The culprit is Mozilla Firefox web browser.

User downloads and launches distributive using this web browser -> installer installs and launch our app -> app is loaded with C++ runtime installed in system instead of the one we provide.

This is not reproducible with other web browsers.

So by default, Windows will follow a specific search order for location DLLs when your app starts:

  1. The directory containing the executable

  2. The systems32 directory

BUT, certain issues can cause it to skip the app directory and go to the system 32 directory.

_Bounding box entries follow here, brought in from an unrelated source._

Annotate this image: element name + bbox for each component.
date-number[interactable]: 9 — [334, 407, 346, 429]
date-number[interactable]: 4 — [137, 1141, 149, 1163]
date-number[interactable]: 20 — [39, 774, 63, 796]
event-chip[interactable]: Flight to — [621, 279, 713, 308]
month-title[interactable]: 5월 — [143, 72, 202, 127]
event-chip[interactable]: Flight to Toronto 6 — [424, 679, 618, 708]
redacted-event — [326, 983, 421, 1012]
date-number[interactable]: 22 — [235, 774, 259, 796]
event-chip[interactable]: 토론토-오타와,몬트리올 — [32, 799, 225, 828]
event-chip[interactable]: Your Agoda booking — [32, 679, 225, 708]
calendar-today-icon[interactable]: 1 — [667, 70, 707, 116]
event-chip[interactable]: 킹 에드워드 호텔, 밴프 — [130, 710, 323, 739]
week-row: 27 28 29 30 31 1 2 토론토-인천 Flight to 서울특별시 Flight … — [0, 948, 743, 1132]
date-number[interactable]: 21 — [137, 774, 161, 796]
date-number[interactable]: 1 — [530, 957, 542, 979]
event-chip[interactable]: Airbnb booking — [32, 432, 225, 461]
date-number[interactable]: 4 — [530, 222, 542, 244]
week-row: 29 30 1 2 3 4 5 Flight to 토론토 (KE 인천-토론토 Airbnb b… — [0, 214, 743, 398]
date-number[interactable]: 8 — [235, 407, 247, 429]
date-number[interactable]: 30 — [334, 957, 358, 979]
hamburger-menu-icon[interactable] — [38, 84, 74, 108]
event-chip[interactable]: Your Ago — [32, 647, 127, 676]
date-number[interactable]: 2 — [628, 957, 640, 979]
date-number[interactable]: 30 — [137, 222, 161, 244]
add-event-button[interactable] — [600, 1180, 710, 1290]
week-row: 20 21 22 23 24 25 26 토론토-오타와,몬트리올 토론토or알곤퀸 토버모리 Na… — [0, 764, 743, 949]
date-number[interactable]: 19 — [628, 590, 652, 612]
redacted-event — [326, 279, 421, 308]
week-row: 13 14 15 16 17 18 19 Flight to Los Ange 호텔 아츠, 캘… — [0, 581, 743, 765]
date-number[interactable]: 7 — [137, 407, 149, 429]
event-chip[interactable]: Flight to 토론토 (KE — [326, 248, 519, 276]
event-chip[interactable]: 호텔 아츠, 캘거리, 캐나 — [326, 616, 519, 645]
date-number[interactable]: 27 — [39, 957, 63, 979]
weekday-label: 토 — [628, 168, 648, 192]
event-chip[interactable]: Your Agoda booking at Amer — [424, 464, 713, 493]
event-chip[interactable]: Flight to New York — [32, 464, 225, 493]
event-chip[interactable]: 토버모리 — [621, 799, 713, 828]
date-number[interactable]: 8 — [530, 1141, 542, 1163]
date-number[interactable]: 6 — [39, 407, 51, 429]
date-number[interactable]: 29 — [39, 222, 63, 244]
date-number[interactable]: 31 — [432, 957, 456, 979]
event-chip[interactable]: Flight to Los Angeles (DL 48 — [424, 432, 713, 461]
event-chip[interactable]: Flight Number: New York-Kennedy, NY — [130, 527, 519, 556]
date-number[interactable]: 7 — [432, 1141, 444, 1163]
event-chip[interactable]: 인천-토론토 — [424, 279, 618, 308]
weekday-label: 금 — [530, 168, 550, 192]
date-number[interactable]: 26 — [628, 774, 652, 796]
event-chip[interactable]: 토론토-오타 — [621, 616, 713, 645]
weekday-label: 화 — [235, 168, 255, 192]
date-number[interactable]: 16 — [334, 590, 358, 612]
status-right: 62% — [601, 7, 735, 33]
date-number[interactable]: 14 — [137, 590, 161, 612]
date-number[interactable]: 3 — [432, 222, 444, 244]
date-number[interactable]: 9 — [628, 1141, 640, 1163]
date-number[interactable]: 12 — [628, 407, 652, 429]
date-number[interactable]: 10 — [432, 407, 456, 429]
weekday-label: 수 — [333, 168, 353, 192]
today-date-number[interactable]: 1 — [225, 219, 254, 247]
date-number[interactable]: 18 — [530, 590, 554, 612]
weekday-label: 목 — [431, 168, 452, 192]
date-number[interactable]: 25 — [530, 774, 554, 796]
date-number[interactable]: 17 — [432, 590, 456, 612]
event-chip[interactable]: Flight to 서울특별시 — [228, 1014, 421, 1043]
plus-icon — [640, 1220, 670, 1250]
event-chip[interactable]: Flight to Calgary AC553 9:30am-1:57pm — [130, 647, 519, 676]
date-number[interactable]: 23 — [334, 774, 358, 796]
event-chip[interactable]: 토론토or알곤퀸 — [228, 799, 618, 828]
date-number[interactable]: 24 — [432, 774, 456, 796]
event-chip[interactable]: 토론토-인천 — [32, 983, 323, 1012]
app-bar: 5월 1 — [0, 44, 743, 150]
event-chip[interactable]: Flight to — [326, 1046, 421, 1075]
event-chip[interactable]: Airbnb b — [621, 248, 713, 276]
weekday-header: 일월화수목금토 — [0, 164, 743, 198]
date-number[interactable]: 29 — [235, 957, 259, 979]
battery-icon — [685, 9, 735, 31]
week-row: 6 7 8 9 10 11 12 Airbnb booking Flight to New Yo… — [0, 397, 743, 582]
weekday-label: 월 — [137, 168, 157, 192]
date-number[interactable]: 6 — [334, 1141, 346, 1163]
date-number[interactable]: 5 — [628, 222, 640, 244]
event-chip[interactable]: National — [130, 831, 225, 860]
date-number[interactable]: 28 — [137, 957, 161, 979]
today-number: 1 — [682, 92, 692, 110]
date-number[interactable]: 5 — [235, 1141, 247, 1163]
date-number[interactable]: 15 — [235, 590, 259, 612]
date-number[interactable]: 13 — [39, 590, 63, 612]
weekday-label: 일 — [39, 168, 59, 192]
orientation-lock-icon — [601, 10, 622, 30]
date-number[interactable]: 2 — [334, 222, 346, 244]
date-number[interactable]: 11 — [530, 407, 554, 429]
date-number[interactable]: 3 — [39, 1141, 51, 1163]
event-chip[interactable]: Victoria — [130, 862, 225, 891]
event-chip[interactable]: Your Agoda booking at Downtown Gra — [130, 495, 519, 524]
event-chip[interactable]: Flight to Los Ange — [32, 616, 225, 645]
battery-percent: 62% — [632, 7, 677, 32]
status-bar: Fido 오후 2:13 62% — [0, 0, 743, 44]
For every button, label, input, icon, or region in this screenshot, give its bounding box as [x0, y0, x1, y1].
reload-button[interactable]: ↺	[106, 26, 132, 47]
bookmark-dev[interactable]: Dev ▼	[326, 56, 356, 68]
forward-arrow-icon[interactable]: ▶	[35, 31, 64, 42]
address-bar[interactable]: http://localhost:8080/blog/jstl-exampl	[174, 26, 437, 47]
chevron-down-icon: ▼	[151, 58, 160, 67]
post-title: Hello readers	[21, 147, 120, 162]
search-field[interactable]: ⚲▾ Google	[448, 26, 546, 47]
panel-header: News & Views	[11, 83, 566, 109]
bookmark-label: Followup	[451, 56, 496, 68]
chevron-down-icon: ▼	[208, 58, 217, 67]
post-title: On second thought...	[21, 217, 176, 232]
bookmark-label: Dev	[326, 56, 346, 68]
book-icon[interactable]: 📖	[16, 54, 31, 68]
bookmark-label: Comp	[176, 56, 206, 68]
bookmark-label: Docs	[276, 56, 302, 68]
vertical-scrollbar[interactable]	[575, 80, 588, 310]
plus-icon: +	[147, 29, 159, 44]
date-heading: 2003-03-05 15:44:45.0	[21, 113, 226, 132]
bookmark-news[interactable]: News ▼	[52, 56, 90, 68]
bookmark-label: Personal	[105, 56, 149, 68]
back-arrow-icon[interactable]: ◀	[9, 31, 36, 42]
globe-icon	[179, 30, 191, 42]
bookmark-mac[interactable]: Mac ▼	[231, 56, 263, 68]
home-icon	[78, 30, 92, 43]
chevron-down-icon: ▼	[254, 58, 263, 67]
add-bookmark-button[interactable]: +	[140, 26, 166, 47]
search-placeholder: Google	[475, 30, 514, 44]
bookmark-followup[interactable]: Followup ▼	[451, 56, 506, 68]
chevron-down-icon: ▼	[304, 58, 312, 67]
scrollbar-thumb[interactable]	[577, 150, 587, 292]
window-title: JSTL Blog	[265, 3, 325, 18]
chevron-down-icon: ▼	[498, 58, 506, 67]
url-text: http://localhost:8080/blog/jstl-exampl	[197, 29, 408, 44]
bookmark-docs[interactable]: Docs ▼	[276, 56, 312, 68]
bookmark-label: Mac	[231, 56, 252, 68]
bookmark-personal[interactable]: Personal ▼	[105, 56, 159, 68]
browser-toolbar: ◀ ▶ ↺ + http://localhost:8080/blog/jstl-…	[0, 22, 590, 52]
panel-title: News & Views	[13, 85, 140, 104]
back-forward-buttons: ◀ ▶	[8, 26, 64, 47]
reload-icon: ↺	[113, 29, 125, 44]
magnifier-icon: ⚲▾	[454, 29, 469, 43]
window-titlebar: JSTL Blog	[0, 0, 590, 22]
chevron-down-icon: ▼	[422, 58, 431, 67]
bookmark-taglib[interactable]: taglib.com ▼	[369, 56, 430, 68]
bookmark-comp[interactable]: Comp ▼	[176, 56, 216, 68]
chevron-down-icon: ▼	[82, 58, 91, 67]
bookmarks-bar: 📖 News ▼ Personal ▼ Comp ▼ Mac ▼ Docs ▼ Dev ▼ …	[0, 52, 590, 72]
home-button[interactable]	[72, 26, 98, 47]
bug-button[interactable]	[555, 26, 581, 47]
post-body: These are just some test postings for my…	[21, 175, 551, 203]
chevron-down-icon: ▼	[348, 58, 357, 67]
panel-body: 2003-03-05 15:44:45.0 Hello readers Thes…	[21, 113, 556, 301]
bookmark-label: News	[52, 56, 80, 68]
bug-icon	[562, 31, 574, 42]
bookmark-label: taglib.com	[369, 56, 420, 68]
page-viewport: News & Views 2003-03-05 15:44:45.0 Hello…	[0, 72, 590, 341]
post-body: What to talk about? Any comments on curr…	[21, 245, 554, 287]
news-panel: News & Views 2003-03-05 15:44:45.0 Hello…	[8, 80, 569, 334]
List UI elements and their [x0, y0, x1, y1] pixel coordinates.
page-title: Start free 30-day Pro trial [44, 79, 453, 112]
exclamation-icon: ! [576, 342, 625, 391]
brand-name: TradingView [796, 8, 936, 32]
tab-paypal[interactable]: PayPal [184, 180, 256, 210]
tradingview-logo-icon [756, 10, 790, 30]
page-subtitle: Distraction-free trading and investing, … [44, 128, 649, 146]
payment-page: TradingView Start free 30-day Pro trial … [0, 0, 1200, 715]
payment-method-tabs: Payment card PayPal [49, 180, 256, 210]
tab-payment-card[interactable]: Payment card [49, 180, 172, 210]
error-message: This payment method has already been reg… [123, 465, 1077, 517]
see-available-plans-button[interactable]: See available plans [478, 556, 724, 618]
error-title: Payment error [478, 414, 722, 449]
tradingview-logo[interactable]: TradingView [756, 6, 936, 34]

  1. If your app's folder doesn't contain ALL the necessary MSVC runtime dlls, it will go to the system32, so you could be missing 1 or more dependencies but have the other X dlls and it will still go to system32

  2. The version doesn't match exactly

    1. If you have an embedded manifest it will attempt to match EXACTLY on the version I.E. in your case 14.42.34433.0

    2. If you don't have a manifest it will attempt to do general match, usually major versions are compatible so any version 14 higher or lower will generally work, though not guaranteed. Those lesser versions usually have specific bug fixes in them, which may be why you are seeing issues in only a subset of users

So IN GENERAL - no manifest or incorrect version in manifest means default behavior, which means it will just use the system32 version which may be a version 14 but not the "right" version 14.